DAPT vs. Aspirin Monotherapy in Diabetics Undergoing CABG
What are the dual antiplatelet therapy (DAPT) utilization rates and associated outcomes among post-coronary artery bypass grafting (CABG) patients with diabetes?
In a post-hoc, nonrandomized analysis from the FREEDOM (Future REvascularization Evaluation in patients with Diabetes mellitus: Optimal management of Multivessel disease) trial, the investigators compared patients receiving DAPT (aspirin plus thienopyridine) and aspirin monotherapy at 30 days postoperatively. The primary outcome was the risk-adjusted 5-year FREEDOM composite of all-cause mortality, nonfatal myocardial infarction, or stroke. Safety outcomes included major bleeding, blood transfusion, and hospitalization for bleeding. The differences between the two treatment groups were tested using Kruskal-Wallis test statistics. The times to primary, secondary, and safety outcomes were analyzed using Cox proportional hazard regression.
At 30 days post-CABG, 544 (68.4%) patients received DAPT and 251 (31.6%) patients received aspirin alone. The median duration of clopidogrel therapy was 0.98 (0.23-1.91) years. There was no significant difference in the 5-year primary composite outcome between DAPT and aspirin-treated patients (12.6% vs. 16.0%, adjusted hazard ratio [HR], 0.83; 95% confidence interval [CI], 0.54-1.27; p = 0.39). The 5-year primary composite outcomes were similar for patients receiving DAPT versus aspirin monotherapy respectively, in subgroups with pre-CABG acute coronary syndrome (15.2% vs. 16.5%, HR, 1.06; 95% CI, 0.53-2.10; p = 0.88) and those with stable angina (11.6% vs. 15.8%, HR, 0.82; 95% CI, 0.50-1.343; p = 0.42). The composite outcomes of both treatment groups were also similar by SYNTAX score, duration of DAPT therapy, completeness of revascularization, and in off-pump CABG. No treatment-related differences in major bleeding (5.6% vs. 5.7%, HR, 1.00; 95% CI, 0.50-1.99; p = 0.99), blood transfusions (4.8% vs. 4.5%, HR, 1.09; 95% CI, 0.51-2.34; p = 0.82), or hospitalization for bleeding (2.6% vs. 3.3%, HR, 0.85; 95% CI, 0.34-2.17; p = 0.74) were observed between aspirin and DAPT-treated patients, respectively.
The authors concluded that compared with aspirin monotherapy, no associated differences were observed in cardiovascular or bleeding outcomes, suggesting that routine use of DAPT may not be clinically warranted.

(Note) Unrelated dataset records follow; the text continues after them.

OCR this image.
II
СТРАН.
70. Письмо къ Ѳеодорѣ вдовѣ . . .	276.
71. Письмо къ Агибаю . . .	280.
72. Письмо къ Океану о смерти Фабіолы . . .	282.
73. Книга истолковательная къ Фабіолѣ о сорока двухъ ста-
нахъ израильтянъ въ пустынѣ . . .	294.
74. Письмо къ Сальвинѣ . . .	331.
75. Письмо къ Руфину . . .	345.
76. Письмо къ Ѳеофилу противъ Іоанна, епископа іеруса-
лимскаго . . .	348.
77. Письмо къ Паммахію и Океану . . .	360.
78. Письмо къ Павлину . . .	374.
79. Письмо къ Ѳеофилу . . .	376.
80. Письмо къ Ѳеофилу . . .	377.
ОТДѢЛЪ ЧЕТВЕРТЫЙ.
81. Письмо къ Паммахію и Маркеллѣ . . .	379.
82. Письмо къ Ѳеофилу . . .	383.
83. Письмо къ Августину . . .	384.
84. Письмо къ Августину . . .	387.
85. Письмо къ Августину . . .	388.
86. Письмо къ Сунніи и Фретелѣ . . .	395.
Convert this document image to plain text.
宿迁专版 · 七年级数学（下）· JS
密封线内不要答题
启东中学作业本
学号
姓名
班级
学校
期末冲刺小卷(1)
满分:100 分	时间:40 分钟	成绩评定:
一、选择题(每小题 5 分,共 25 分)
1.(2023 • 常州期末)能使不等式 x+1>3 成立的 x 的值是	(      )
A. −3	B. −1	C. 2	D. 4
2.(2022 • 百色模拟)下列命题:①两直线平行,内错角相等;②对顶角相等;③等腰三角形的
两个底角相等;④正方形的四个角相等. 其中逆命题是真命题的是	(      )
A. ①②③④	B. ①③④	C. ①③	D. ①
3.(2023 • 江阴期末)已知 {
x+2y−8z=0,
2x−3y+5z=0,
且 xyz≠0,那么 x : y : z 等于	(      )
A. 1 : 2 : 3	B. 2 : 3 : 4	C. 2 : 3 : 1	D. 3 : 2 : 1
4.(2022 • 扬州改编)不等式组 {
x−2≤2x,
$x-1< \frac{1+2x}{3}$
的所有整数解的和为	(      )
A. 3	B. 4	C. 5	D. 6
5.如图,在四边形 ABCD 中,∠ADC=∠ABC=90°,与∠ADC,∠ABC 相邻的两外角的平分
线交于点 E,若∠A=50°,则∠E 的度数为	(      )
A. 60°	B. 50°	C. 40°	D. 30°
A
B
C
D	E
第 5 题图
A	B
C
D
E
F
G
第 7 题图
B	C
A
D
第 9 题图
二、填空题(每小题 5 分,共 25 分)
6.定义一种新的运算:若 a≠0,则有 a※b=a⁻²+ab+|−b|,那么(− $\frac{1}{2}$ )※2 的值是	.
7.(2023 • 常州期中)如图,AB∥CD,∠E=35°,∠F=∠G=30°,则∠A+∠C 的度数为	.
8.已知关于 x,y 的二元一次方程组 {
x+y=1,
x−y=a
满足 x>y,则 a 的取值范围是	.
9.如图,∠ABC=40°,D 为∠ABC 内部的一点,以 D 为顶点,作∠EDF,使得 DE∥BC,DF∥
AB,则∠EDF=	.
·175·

This post-hoc secondary analysis of the FREEDOM trial with centrally adjudicated clinical outcomes compared aspirin monotherapy with DAPT post-CABG in patients with diabetes and reports that there were no significant differences in either the primary composite outcome (all-cause death, MI, or stroke) or bleeding outcomes between aspirin and DAPT-treated patients. Furthermore, results were similar across clinically important subgroups including preoperative acute coronary syndrome, SYNTAX score, complete revascularization, and duration of DAPT. The routine use of DAPT in post-CABG diabetic patients should be reassessed in an adequately powered, prospective, randomized clinical outcome trial.